Abbott evidently reassessed that premise, because last week he issued an executive order that says "no entity in Texas can compel receipt of a COVID-19 vaccine by any individual, including an employee or a consumer." For anyone who genuinely cares about overweening government interference with free enterprise, Abbott's order is just as objectionable as the pending federal rule demanding that private companies with 100 or more employees require them to choose between vaccination and weekly coronavirus testing.
Abbott likes to brag about his state's "business-friendly climate." But even before last week's order, he was not prepared to let businesses decide for themselves how best to address COVID-19 hazards.
A state law that Abbott signed on June 16 says "a business in this state may not require a customer to provide any documentation certifying the customer's COVID-19 vaccination or post-transmission recovery on entry to, to gain access to, or to receive service from the business." Here is how Abbott explained his support for that law: "Texas is open 100 percent, and we want to make sure that you have the freedom to go where you want without limits."
That position sacrifices property rights and freedom of association on the altar of an unlimited "freedom" that has never been legally recognized: a customer's right to dictate the terms on which businesses offer products or services. By Abbott's logic, any business that proclaims "no shirt, no shoes, no service" or sets other rules for customers is thereby violating their freedom of movement.
The June 16 law still allowed businesses to require that their employees be vaccinated. But now Abbott has eliminated that option as well.
In principle, Abbott's order, which he asked the Texas legislature to codify, is no less outrageous than President Joe Biden's plan to dictate employers' vaccine policies through an "emergency temporary standard" issued by the Occupational Safety and Health Administration (OSHA). While Abbott accused Biden of "bullying" private employers, the governor is equally unwilling to tolerate deviation from the one business policy he thinks is best.
The conflict between the OSHA rule (which has not been published yet) and Abbott's decree puts Texas businesses in an uncomfortable position.

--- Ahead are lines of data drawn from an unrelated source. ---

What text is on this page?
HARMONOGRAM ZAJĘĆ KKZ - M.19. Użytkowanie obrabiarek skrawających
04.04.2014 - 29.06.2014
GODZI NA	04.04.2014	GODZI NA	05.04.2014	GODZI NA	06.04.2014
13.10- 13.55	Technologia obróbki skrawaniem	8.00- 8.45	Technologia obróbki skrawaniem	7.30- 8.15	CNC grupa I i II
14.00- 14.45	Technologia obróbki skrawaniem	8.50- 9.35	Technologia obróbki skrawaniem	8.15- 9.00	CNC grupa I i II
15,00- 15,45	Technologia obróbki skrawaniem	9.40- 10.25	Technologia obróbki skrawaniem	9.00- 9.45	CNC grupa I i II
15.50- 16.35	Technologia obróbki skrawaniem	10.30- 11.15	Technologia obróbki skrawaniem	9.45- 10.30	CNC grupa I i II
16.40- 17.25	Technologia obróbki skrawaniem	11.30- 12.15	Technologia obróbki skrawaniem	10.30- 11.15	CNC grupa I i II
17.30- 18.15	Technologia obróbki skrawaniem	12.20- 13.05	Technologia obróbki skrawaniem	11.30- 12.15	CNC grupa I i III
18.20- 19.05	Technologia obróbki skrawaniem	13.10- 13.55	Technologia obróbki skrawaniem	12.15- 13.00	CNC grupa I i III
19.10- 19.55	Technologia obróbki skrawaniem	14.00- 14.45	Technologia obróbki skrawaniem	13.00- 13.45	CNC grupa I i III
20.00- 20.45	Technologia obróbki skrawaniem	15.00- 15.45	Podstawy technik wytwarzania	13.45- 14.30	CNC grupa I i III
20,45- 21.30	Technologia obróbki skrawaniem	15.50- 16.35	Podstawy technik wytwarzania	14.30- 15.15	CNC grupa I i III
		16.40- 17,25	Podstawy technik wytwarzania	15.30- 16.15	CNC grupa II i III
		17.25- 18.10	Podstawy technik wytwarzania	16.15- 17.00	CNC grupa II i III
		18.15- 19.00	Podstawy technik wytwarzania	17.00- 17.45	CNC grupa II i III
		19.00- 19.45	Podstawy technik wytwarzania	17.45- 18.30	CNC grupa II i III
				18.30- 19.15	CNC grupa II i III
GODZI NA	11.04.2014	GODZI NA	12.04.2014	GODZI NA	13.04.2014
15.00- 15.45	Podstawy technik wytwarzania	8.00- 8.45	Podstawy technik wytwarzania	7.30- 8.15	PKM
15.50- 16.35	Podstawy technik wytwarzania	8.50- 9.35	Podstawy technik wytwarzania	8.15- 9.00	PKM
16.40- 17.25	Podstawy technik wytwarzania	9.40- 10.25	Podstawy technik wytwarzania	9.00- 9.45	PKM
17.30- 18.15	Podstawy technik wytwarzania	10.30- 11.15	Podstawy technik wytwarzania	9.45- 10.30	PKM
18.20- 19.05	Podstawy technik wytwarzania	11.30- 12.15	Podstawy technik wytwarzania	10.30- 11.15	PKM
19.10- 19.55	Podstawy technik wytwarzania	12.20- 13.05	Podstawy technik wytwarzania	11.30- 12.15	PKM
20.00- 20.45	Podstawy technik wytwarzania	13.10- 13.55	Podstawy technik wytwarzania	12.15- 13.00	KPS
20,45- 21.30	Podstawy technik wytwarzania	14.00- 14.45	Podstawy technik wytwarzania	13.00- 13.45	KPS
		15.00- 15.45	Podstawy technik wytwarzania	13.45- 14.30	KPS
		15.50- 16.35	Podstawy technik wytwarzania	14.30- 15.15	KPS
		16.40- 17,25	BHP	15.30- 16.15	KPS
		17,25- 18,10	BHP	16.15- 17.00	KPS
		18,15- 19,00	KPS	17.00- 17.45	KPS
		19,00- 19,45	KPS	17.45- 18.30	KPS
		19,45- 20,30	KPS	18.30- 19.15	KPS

Large employers can either listen to him, risking federal fines by defying OSHA, or ignore him, risking state fines by flouting one of the governor's "emergency" orders.
The Houston Chronicle reports that "major corporations based in Texas, including Southwest Airlines and American Airlines," said "they would abide by Biden's rules over Abbott's." What about the owners of smaller companies who have concluded that requiring vaccination makes good business sense? Abbott thinks their opinions don't matter.
"The COVID-19 vaccine is safe, effective, & our best defense against the virus, but should always remain voluntary & never forced," Abbott tweeted last week. But if someone is "forced" to do something whenever it is a condition of employment, all sorts of business decisions are ripe for second-guessing by politicians who deem them unfair or unreasonable.
"Texas is where liberty lives," Abbott's office says. "That's why the Lone Star State leads the nation in job creation over the last 10 years and in population growth over the last 14. As the 9th largest economy among the nations of the world, Texas offers a business-friendly climate—with no corporate or personal income tax—along with a highly skilled workforce, easy access to global markets, robust infrastructure and predictable regulations."
Those "predictable regulations" apparently include Abbott's unilateral ban on employee vaccination requirements, which came less than two months after he said such policies would be allowed. Despite what you might think, Abbott's idea of "liberty" clearly does not include the freedom to run your own business, unencumbered by arbitrary government edicts.